К тому моменту известный всему Киеву особняк на Владимирской улице почти год простаивал без хозяина. Предыдущий нарком Александр Успенский исчез при таинственных обстоятельствах еще в ноябре 1938-го. (Впоследствии выяснится; узнав о предстоящем аресте, он инсценировал самоубийство и бежал с Украины под чужими документами.)

После пропажи Успенского Москва, правда, направила в Киев нового эмиссара — Амаяка Кобулова, младшего брата Богдана Кобулова, ближайшего соратника Берии. 7 декабря 1939 года его назначили первым заместителем наркомвнудел УССР. С того же дня он исполнял обязанности наркома, но окончательно в должности его почему-то не утверждали.

Поработать совместно Кобулову-младшему и Серову, впрочем, не удалось: их развели синхронно, день в день. Когда последний отправлялся в Киев, первый уже паковал чемоданы; 2 сентября 1939 года Кобулов был назначен резидентом НКВД в Берлине под «крышей» советника полпредства. Как утверждал в предыдущей главе Серов, он сам «поставил вопрос, что мне в роли заместителя не нужен Кобулов».

Именно отсюда, вероятно, берет свои корни их взаимная нелюбовь с братьями Кобуловыми, о чем Серов упомянет еще не раз.

Спешность назначения Серова, которому толком даже не дали собрать вещи и проститься с семьей, объяснялась просто. Накануне, 1 сентября, Германия напала на Польшу. Началась Вторая мировая война, о чем мир, правда, еще не догадывался.

В соответствии с секретным советско-германским соглашением (пакт Молотова-Риббентропа), польская территория должна была быть поделена между двумя сверхдержавами. К СССР отходили западные (для Польши — восточные) области, с преимущественно украинским и белорусским населением, которые вливались в состав Украины и Белоруссии.

Эту огромную и вдобавок откровенно враждебную территорию в кратчайшие сроки следовало «советизировать» со всеми вытекающими отсюда последствиями.

На молодого наркома возлагалась серьезная ответственность. Требовалось не только разгромить все позиции польской разведки, но и задушить в зародыше любое сопротивление. В числе главных задач — быстрое развертывание лагерей для плененных польских военных и их фильтрация.

При этом не стоит забывать, что спецслужбы Польши в те времена выступали в качестве многолетнего и постоянного спарринг-партнера в поединке с НКВД, отличались коварством и профессионализмом. На протяжении почти 20 лет они вели активную подрывную, диверсионную и шпионскую деятельность против СССР, создавая особенные проблемы на приграничных территориях. Даже после оккупации Польши большинство сотрудников «двуйки» и «дефензивы» не сложили оружия, а влились в ряды подпольных резидентур польского правительства в изгнании.

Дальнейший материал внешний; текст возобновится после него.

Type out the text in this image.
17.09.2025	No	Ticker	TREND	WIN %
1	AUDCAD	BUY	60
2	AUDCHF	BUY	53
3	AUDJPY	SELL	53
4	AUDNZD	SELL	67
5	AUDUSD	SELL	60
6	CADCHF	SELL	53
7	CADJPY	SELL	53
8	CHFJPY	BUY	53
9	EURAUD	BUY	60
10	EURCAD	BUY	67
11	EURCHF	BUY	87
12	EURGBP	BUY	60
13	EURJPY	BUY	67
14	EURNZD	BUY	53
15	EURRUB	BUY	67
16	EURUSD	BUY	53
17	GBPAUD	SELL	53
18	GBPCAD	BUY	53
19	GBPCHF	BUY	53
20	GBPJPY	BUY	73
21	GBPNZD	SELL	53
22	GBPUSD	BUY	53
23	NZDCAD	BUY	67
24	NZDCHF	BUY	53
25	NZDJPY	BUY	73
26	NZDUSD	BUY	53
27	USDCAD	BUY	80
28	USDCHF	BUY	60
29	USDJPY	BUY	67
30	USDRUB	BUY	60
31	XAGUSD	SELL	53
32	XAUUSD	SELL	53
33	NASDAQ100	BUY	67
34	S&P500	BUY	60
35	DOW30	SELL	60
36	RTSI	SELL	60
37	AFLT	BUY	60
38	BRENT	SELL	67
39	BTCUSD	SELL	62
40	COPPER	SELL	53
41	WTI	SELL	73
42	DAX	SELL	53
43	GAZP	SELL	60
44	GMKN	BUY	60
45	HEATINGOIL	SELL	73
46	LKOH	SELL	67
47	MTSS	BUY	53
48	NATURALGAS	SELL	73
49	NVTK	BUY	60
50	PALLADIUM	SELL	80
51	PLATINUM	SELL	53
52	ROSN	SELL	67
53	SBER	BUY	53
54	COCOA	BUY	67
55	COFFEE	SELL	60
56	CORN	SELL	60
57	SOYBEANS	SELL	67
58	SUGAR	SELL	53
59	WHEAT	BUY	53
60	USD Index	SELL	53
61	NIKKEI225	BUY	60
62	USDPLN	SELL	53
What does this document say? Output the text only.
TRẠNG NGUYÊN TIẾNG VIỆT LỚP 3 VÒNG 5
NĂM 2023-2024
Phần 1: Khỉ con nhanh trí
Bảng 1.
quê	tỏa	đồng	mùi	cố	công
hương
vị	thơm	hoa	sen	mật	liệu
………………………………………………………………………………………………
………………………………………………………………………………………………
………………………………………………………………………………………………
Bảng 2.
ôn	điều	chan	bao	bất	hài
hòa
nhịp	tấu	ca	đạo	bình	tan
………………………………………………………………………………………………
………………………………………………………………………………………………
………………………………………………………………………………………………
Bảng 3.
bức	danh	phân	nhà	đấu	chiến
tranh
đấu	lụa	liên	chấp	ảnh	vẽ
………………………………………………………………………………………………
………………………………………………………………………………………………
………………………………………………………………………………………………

В следующем, 1940 году, аналогичную миссию Серову доведется выполнять на еще одной «освобожденной» территории: возвращенной Румынией части Бессарабии. (Сталин сделал из нее новую союзную республику: Молдавскую СССР.)

«Украинский» период оказался для Серова во всех смыслах судьбоносным и определяющим.

Во-первых, здесь он впервые сумел показать свою эффективность и жесткость, что заслужило высокие оценки Берии и Сталина и обеспечило его дальнейшее продвижение.

Во-вторых, он тесно сблизился с 1-м секретарем ЦК КП(б) Украины, будущим советским лидером Никитой Хрущевым: не случайно, придя потом к власти, Хрущев поставит Серова на КГБ.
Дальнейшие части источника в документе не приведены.